In October 2019, two co-chairs of the next Intergovernmental Panel on Climate Change (IPCC) report in 2022 visited the Hong Kong Observatory to give advice on the climate crisis to climate researchers and government engineering departments which implement climate change adaptation measures in Hong Kong.
The co-chairs presented the three IPCC special reports published since 2018 as well as the latest scientific research on climate change. The forum discussed Hong Kong’s relationship with the climate crisis.
As well as summarising the latest findings on how our climate systems are changing, the forum highlighted the feasibility of reaching the Paris Agreement target of keeping global warming to 2°C and ideally below 1.5 °C. The co-chairs were optimistic that the development of technologies to support mitigation and adaptation measures are on track, and they also talked about a shift towards redirecting money from fossil fuel subsidies, however it was acknowledged that the bottleneck of widespread fossil fuel aversion might be stemming from a lack of informed policies for leading and directing societal transformation.
When asked by the Hong Kong climate research community about how the city’s scientists could contribute to the next IPCC report, the co-chairs said the IPCC would look forward to more regional studies.
More of these studies are needed because while the 2°C and 1.5 °C targets talk about global averages, climate projections often vary regionally. Carbon dioxide concentration is fairly uniform globally, and its warming effect is therefore also fairly uniform globally. However, the variability of regional atmospheric and oceanic circulations can pose large uncertainties for regional climate projections. For example, a 2015 study and a 2018 study showed that atmospheric circulation changes are the largest source of uncertainty in rainfall projections in the Mediterranean and in Europe respectively.
The co-chairs called for more regional studies to meet the increasing demand from governments for more certainty on regional climate projections to facilitate policy making. There has always been a trade-off between reducing regional projection uncertainty through higher spatial resolution models and the higher computational costs associated with running these higher resolutions. So far, the most commonly adopted solution is the use of higher resolution regional climate models. Through an international partnership coordinated by the World Meteorological Organisation, climate researchers in Hong Kong and its neighbouring countries are increasingly encouraged to contribute more to southeast Asia studies using regional climate models.
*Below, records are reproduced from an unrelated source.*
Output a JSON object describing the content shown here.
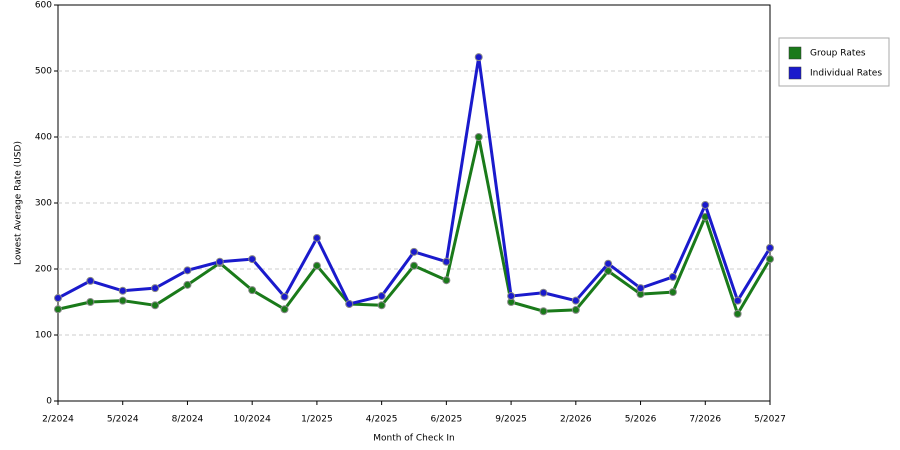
{
  "chart_data": {
    "type": "line",
    "x_label": "Month of Check In",
    "y_label": "Lowest Average Rate (USD)",
    "categories": [
      "2/2024",
      null,
      "5/2024",
      null,
      "8/2024",
      null,
      "10/2024",
      null,
      "1/2025",
      null,
      "4/2025",
      null,
      "6/2025",
      null,
      "9/2025",
      null,
      "2/2026",
      null,
      "5/2026",
      null,
      "7/2026",
      null,
      "5/2027"
    ],
    "series": [
      {
        "name": "Group Rates",
        "color": "#1a7a1a",
        "values": [
          139,
          150,
          152,
          145,
          176,
          209,
          168,
          139,
          205,
          147,
          145,
          205,
          183,
          400,
          150,
          136,
          138,
          197,
          162,
          165,
          279,
          132,
          215
        ]
      },
      {
        "name": "Individual Rates",
        "color": "#1a1acc",
        "values": [
          156,
          182,
          167,
          171,
          198,
          211,
          215,
          158,
          247,
          147,
          159,
          226,
          211,
          521,
          159,
          164,
          152,
          208,
          171,
          188,
          297,
          152,
          232
        ]
      }
    ],
    "ylim": [
      0,
      600
    ],
    "yticks": [
      0,
      100,
      200,
      300,
      400,
      500,
      600
    ],
    "grid": true,
    "legend": "right"
  }
}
In the long term, beyond the next IPCC report, it is envisioned that an even larger scale international collaboration will allow for the use of higher resolution models not just on a regional level, but global.
The co-chairs also called for more attribution studies to be included in the next IPCC report. These studies determine the extent to which climate change is responsible for certain extreme weather events. This is achieved by comparing the climate model simulations between those with and without inclusion of anthropogenic forcings, or human activity. By comparing the frequency of certain extreme events in both simulations, scientists can quantify how much human activity is shaping the odds of such extreme events happening.
Attribution studies have been done on a variety of extreme events, for example on the flooding caused by Hurricane Harvey in Texas in 2017, on the South China drought in late 2018, and on the record-breaking June 2019 heatwave in France. These studies are useful in estimating the additional economic costs associated with increased frequency of extreme events in a warming climate, which can then be compared to the estimated costs of mitigating and adapting climate change during policy making to see if large investments in policies are justified.
As for the role that Hong Kong can play in tackling such a global problem, the latest HK Policy Address indicates government plans to subsidise the installation of electric vehicle (EV) chargers across private residential buildings, easing pollution in the dense city. The government is also piloting floating photovoltaic systems at reservoirs and landfills and government buildings’ energy efficiency will also be enhanced.
As the next IPCC report draws nearer, scientists in Hong Kong and around the globe are encouraged to conduct more regional and attribution studies on climate projections. Although no industrialised nation is on track to meet the Paris Agreement targets as of September 2019, hopefully more such studies can reduce uncertainties surrounding the climate crisis and can provide more economical justifications for policy changes.